Status tanah RW 11 Tamansari, Bandung merupakan Tanah Negara Bebas (menurut peta interaktif BPN). Secara turun-temurun, kami tinggal dari tahun 1949-2018. Namun Pemkot mengklaim bahwa tanah tersebut merupakan asetnya. Dalam UU No. 1 Tahun 2004, pasal 1 ayat 11, menyatakan bahwa “Barang milik daerah adalah semua barang yang dibeli/diperoleh atas beban APBD/berasal dari peroleh lain yang sah”. Pemkot mengaku mempunyai bukti pembelian tanah pada tahun 1930 di zaman penjajahan Belanda. Namun, tidak ada bukti konversi tanah. Karena seharusnya (dalam Undang-Undang Pokok Agraria tahun 1960), hak atas tanah di zaman Belanda harus dikonversikan. Selain itu, Pemerintah sama sekali tidak boleh punya hak milik atas tanah.
Kami tinggal di tanah ini sudah lebih dari 20 tahun. Dalam UUPA pula, ketika warga menempati dan merawat tanah negara bebas selama lebih dari 20 tahun, maka warga punya hak prioritas untuk meningkatkan status tanah yang digarapnya menjadi hak milik, dalam hal ini bisa diwujudkan dalam bentuk sertifikasi tanah.
Warga RW 11 pernah mengupayakan sertifikasi. Pada November 2017 kami mengajukan sertifikasi. Namun salah satu syarat sertifikasi, yakni Letter C ditahan oleh pihak kelurahan dengan alasan yang tidak transparan. Program PTSL (Pendaftaran Tanah Sistematis Lengkap) yang ditujukan bagi setiap daerah pun tidak pernah menyasar kami.

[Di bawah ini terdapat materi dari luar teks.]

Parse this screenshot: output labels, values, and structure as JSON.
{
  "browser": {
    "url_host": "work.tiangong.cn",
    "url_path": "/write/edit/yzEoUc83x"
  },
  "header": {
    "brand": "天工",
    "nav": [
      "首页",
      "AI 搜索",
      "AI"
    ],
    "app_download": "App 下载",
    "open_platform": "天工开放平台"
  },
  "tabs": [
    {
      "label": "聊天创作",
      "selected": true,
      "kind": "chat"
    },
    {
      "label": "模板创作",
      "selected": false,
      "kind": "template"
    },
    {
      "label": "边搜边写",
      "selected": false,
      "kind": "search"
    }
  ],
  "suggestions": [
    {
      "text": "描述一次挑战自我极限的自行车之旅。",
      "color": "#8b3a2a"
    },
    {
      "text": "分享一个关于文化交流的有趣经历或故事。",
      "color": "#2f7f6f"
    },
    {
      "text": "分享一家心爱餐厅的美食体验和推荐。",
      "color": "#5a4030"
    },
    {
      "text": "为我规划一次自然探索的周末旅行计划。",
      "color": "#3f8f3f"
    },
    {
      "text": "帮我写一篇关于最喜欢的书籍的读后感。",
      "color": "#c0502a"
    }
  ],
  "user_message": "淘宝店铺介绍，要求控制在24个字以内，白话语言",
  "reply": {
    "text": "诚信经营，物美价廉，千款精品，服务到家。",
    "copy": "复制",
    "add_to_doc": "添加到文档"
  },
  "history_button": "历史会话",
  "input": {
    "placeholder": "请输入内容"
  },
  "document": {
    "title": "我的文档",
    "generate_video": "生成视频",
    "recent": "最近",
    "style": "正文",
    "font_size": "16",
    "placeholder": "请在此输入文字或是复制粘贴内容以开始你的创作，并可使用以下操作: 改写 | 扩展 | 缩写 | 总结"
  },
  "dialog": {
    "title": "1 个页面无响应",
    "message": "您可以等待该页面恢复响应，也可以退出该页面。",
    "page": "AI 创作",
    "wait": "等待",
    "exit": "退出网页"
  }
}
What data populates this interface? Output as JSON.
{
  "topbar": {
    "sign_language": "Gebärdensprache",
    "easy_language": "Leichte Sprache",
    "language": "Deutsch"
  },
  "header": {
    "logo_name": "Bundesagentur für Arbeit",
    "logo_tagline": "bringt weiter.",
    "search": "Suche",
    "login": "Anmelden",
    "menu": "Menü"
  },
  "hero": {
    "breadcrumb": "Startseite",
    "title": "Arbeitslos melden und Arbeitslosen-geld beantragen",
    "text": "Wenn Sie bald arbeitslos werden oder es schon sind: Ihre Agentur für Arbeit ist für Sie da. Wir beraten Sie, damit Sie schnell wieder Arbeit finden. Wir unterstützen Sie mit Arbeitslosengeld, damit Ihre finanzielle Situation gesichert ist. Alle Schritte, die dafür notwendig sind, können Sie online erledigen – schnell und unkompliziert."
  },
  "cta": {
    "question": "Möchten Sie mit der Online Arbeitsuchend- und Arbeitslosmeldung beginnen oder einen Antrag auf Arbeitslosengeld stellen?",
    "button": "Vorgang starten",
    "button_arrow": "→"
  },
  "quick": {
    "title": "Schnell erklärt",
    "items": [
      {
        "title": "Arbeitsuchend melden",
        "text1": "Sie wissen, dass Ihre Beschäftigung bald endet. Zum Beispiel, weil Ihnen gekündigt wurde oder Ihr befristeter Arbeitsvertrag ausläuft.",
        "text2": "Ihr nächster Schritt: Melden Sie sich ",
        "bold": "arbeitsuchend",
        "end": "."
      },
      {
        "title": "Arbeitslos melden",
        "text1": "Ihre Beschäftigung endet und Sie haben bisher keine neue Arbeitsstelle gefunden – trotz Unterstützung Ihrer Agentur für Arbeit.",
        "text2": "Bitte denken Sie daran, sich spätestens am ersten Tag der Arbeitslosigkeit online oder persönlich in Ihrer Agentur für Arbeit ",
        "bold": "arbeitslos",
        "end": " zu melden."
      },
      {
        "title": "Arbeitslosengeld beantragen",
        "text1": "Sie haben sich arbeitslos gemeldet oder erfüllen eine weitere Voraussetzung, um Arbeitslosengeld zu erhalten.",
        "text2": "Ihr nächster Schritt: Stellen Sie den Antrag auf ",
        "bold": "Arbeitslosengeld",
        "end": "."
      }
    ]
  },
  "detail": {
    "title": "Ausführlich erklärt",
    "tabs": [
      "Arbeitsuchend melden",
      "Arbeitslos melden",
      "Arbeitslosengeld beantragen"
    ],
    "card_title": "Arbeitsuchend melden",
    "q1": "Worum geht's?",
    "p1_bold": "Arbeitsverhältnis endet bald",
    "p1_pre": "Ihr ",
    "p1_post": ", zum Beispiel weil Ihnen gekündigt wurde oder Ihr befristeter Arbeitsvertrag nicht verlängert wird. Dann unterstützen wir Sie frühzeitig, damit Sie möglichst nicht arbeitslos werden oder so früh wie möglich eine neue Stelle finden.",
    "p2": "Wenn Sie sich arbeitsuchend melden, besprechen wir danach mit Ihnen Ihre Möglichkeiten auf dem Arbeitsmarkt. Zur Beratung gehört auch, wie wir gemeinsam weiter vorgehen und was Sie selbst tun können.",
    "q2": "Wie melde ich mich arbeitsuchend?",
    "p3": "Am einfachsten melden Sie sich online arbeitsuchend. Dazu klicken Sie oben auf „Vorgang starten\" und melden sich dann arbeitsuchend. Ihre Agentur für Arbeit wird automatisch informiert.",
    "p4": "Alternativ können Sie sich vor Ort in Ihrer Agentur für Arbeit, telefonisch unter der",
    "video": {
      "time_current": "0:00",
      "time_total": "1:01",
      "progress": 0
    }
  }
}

Walikota Bandung dengan kemasan baru, dipimpin Oded, bersikukuh bahwa RW 11 Tamansari merupakan milik Pemkot Bandung. Namun klaim tersebut telah gugur. Aksi massa yang kami lakukan ke BPN berhasil mengeluarkan pernyataan tertulis bahwa lahan RW 11 sedang dalam sengketa.
Dalam situasi konflik, tanah yang bersengketa tidak boleh ada proses administrasi (pendaftaran atau sertifikasi) yang berjalan di dalamnya. Hal ini sesuai dengan ketentuan pasal 4 ayat (1) Peraturan Menteri Agraria Nomor 9 Tahun 1999 tentang Tata Cara Pemberian dan Pembatalan Hak Atas Tanah Negara dan Hak Pengelolaan. Di sana disebutkan bahwa sebelum mengajukan permohonan hak, pemohon harus menguasai tanah yang dimohon, dibuktikan dengan data yuridis dan data fisik, sesuai dengan ketentuan peraturan perundang-undangan yang berlaku.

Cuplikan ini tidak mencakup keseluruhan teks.